It’s pretty safe to say that the majority of faith-based schools across the country have welcomed students into the classroom to being the 2015-2016 school year. Now it’s time to start planning for the 2016-2017 school year!
However, you’re still going to get parents that are interested in enrolling their children in your school. When I worked for an office that coordinated 20 schools, this is the time of year I’d get phone calls from parents who wanted to enroll their child, but was told by office personnel at the school they would have to pay the full cost of tuition since there were no financial aid funds left. It that conversation still happens at your school today, that means that your school is full to the gills with children, and you have waiting lists for each grade.
Enrollment can only grow if children are enrolled. How can you increase enrollment if children are being turned away? Even if you have “no aid” left to give, a new child enrolling into the school is “found” revenue. This may require a change in thinking, shifting from a “financial aid” mindset to a “revenue stream” mindset.
Here are a couple of scenarios to illustrate:
Scenario 1: “There is no more aid” – While this may be true, stating this to just one parent will eventually cause your enrollment “funnel” to shut down since parents talk to parents. Instead, look at it this way. Johnny Smith’s parents has “0” ability to pay as reported by your financial aid assessment partner, yet his parents are willing to pay $1000. If you enroll the child, that’s $1000 that you didn’t have before he walked in the door. Next year, he becomes part of the financial aid process, and then can be awarded “real” aid dollars. Turn the student away in September and you’re defeating the whole purpose of building enrollment for your school.
WARNING: Once again, this is for NEW students – they might have moved here from another state, transferred by a company so that dad can start his new job, etc. Doing this for ALL students will send the wrong message to current parents, that they can apply for aid at any time, and the “deadline” for aid doesn’t matter. Returning students applying after the deadline should be awarded aid on a first-come first-served basis with whatever aid is remaining. Those who choose not to apply for aid are obviously risking the consequence of paying the full amount because they are familiar with and aware of your tuition policies.

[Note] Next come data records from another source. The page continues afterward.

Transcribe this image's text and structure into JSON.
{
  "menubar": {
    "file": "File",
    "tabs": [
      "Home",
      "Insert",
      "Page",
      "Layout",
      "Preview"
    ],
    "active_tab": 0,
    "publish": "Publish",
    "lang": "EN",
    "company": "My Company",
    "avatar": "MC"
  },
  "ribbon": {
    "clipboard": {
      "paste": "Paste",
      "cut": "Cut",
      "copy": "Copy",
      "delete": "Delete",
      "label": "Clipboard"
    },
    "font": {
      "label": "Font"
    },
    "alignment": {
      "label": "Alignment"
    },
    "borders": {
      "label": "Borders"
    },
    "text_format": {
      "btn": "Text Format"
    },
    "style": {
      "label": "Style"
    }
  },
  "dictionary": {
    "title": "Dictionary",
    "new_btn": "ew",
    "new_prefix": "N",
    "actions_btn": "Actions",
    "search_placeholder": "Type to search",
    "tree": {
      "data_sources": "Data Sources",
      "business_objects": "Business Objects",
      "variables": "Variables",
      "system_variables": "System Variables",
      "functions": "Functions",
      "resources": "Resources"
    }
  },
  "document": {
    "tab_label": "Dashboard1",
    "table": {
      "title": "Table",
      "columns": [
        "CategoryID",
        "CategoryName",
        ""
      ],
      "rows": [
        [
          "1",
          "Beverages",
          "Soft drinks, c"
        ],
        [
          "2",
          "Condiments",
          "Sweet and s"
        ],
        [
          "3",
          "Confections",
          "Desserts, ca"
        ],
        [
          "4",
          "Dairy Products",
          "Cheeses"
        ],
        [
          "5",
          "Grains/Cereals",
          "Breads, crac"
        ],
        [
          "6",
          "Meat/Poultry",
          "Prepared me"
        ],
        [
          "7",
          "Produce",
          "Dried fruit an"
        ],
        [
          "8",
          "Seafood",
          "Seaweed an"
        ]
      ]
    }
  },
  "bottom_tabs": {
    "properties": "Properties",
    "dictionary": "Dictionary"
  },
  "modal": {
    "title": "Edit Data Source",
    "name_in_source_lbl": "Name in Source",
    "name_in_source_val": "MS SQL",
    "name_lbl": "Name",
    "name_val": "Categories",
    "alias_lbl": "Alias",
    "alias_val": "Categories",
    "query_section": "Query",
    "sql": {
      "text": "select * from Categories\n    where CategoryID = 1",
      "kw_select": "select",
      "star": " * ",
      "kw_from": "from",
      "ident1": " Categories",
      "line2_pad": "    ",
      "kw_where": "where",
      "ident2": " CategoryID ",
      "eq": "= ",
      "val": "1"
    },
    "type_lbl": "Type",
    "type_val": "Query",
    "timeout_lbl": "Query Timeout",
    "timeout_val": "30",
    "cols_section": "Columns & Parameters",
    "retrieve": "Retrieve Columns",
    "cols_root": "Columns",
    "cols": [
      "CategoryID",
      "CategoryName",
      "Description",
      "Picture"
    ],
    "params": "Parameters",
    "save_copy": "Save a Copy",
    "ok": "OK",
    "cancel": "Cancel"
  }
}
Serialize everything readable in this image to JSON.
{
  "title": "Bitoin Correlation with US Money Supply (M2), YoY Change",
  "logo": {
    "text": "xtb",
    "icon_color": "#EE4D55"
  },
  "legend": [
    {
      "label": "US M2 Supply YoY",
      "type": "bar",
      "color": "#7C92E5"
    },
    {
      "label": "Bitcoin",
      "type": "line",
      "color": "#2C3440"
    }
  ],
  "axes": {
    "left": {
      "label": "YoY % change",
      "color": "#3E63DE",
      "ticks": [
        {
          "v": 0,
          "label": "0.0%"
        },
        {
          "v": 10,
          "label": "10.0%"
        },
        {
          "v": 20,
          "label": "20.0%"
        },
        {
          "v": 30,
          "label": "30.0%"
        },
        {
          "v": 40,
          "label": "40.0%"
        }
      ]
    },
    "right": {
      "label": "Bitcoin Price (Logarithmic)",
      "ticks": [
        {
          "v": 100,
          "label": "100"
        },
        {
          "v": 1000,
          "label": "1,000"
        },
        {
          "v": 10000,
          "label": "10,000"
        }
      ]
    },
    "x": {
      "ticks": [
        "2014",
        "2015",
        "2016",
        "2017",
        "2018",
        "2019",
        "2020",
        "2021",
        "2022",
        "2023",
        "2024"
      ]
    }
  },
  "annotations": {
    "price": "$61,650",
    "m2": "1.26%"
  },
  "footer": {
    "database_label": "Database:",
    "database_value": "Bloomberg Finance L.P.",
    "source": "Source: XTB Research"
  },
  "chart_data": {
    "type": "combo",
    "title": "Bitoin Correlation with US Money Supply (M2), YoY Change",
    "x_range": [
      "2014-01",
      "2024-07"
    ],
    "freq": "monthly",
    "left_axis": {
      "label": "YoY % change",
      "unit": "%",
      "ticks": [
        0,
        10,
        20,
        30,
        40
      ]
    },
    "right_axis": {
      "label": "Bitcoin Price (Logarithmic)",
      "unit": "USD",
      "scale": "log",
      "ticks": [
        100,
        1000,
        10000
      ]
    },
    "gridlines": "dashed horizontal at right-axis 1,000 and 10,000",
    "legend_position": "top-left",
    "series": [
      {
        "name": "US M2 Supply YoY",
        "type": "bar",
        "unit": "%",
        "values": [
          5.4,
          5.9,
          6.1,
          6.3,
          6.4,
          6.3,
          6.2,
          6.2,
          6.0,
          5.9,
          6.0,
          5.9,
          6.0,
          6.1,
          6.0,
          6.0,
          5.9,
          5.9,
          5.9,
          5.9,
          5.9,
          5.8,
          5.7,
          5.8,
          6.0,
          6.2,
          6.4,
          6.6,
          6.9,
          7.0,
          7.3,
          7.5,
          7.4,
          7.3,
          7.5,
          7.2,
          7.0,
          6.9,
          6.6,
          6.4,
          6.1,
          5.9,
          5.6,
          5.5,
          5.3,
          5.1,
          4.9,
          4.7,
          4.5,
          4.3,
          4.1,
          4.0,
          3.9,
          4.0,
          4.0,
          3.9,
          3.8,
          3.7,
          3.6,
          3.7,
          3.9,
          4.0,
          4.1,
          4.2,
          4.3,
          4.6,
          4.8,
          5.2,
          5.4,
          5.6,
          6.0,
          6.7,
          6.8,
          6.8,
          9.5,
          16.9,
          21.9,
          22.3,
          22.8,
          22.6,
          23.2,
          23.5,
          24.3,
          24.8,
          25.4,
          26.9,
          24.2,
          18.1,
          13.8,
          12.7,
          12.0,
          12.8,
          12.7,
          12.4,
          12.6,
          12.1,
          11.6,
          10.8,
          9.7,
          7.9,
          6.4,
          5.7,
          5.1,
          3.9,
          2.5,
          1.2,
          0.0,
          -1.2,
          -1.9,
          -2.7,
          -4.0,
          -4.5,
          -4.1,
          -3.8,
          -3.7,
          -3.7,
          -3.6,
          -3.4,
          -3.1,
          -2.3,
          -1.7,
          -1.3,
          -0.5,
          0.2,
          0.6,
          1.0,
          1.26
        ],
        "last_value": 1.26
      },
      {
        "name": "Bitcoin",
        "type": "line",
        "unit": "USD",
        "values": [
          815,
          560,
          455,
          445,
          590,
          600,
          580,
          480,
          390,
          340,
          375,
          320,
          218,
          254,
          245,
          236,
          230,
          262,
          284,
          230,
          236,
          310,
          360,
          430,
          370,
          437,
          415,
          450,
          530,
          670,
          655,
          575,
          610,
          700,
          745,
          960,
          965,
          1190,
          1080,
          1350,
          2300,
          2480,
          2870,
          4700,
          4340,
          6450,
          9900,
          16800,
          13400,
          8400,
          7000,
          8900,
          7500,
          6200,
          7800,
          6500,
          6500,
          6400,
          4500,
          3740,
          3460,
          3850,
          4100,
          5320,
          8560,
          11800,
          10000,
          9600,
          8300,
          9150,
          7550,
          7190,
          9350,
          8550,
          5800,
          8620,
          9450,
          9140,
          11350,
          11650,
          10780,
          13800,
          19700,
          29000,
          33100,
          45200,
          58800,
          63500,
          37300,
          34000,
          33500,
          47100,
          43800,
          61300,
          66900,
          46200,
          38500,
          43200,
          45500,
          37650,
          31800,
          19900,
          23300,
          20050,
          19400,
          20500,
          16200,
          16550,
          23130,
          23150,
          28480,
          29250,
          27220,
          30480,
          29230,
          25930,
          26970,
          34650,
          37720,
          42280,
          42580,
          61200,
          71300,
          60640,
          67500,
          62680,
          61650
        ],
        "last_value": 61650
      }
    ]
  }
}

Caveat 1) Don’t count your full pay families until they’re hatched – ESPECIALLY in our current economic climate! Your full pays from last year may turn into aid applicants, and upfront payers may become monthly payers. To be fair, even thought they are “returning parents,” DO allow them to apply for aid just as you would a new parent, since, in reality, they are new to the aid process. However, if they were part of your school community in the previous school year, and you’re counting them as a full pay simply because they have registered and have not filled out a financial aid application, you are doing your school a disservice.
Caveat 2) Payment method. “I’ll pay you when I can” is a big reason why schools are closing today. A contribution is a gift; tuition is an obligation. All parents should have at least 3 options when paying tuition – Full tuition due before the school year begins; half before school begins, and half due January 1; or monthly auto-withdrawal or online invoicing (yes, just like colleges do). All tuition payments should be handled by a third-party for payment security, parent convenience, and real-time reporting. I recommend FACTS for three reasons: One, I work for the company, but more importantly, I chose to work for them, because I’ve seen the company’s success with the schools I used to work with. Two, FACTS’ business model recommends direct debit because it’s the most successful way to get tuition to your school. There are no late fees, and follow-up is included. If there are NSF fees, parents are held accountable for them, rather than charging your school a returned payment fee which happens if you accept checks at your school. Even if your school chooses to apply a late fee, your school keeps the late fee as an additional revenue stream and has full control over it. Three, doing so helps you stop chasing unpaid tuition and start chasing new students to enroll in your school.
All payments going through a tuition management provider avoids: checks sitting in a drawer – or worse, on a desk – or even worse, cash in a drawer; multiple trips to the bank; parents asking for receipts; potential for fraud; etc. It’s a risk-mitigating benefit to the school, saving on all the accounting time, and bringing in a steady cash flow for good financial management. It also can help the parents develop responsible payment habits.
Scenario 2: “Miss Jennifer Jackson has withdrawn” – The parents of Miss Jennifer Jackson were returning parents, went through the financial aid process, and were only going to pay $1200, receiving $2600 in aid for a $3800 tuition bill. If the child leaves the school, the school is losing only $1200 in revenue. However, if the awarded aid is reallocated to existing parents, the school has actually lost THE ENTIRE $3800. What SHOULD happen is that this $2600 is reserved by the school to use for either new students coming in or reserved as additional income for the school. If you REALLY need to use it (as in, if you don’t use it, you lose it – which may happen in some state-funded scholarship situations), then perhaps use it as a source for those “end of the summer” appeals.
These methodologies are key to increasing and maintaining enrollment, as well as generating a positive cash flow from your tuition revenues.